In 2010, a Dutch judge ruled that the law ought not to be extended to Turkish citizens, because of an association treaty between the European Union and Turkey.

==Implementation and cost==
The civic integration exam costs €250. The cost to learn the Dutch language can vary by the school, and how much Dutch the pupil already knows. The total amount DUO is willing to loan an asylum seeker to complete their studies is in excess of €10,000.

==Controversy==
A major aspect of the controversy relates to the language proficiency requirement. The 2022 reforms introduced a higher language threshold for immigrants seeking permanent residency or citizenship. The required proficiency level was increased from CEFR A2 to B1, which is considered more challenging. While the A2 level is still accepted for certain pathways, the B1 level, is necessary for permanent residency. This change has been criticized as an obstacle to integration, as achieving B1-level proficiency within the three-year integration period may be difficult for certain groups.

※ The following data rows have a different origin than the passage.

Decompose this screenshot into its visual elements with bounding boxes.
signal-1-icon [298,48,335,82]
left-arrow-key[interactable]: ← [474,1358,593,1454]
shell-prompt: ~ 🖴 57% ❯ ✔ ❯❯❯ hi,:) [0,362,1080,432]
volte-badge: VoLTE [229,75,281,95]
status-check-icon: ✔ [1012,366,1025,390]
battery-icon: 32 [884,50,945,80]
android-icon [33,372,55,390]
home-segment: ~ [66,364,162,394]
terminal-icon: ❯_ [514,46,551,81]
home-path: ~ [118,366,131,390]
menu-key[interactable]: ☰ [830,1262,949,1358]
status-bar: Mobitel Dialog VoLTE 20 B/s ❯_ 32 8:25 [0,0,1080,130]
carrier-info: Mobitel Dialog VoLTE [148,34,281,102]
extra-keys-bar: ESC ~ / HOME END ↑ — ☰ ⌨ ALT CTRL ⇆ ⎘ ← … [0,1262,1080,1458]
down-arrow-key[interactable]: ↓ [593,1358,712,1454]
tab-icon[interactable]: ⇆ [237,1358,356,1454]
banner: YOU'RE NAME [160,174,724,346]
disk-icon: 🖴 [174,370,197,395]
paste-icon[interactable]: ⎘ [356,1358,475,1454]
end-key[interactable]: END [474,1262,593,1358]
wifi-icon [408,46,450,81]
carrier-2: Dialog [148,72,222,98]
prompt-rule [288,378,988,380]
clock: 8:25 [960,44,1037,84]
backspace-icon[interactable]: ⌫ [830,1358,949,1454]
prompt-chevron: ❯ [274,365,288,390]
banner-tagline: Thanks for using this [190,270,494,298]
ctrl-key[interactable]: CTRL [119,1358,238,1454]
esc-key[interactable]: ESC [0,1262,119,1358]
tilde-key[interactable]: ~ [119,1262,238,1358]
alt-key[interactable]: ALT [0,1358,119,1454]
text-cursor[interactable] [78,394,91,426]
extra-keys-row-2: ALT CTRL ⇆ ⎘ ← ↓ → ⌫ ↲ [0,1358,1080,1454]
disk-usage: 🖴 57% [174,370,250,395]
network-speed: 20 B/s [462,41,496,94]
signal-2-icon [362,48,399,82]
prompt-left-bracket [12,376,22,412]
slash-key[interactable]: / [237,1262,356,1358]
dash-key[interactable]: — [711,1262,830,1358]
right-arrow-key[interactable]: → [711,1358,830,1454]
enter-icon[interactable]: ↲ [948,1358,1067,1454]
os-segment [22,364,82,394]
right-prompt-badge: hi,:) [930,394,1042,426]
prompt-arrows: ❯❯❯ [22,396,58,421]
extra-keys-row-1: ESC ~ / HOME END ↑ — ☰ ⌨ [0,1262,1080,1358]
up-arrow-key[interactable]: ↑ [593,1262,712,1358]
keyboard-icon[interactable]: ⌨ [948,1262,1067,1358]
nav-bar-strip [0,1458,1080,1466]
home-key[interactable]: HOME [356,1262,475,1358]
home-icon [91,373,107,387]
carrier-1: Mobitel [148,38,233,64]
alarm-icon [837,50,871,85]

Additionally, the financial burden placed on immigrants has raised concerns. Under the law, asylum seekers receive municipal support for integration courses and exams, but other groups, such as family migrants, are required to finance their own integration. This situation disproportionately affects lower-income individuals and has been viewed as a barrier to successful integration. The potential for penalties if the integration process is not completed within the required timeframe adds further stress, with fines and, in some cases, the denial of residency status posing risks to immigrants who struggle to meet the requirements.

The reforms also altered the support system for immigrants. While municipalities are responsible for overseeing the integration process, the extent of support varies depending on the category of the immigrant. Asylum seekers receive comprehensive assistance, but others, such as family members of skilled workers, are often left to navigate the integration system independently. This has led to criticisms of inequity in the distribution of resources and support.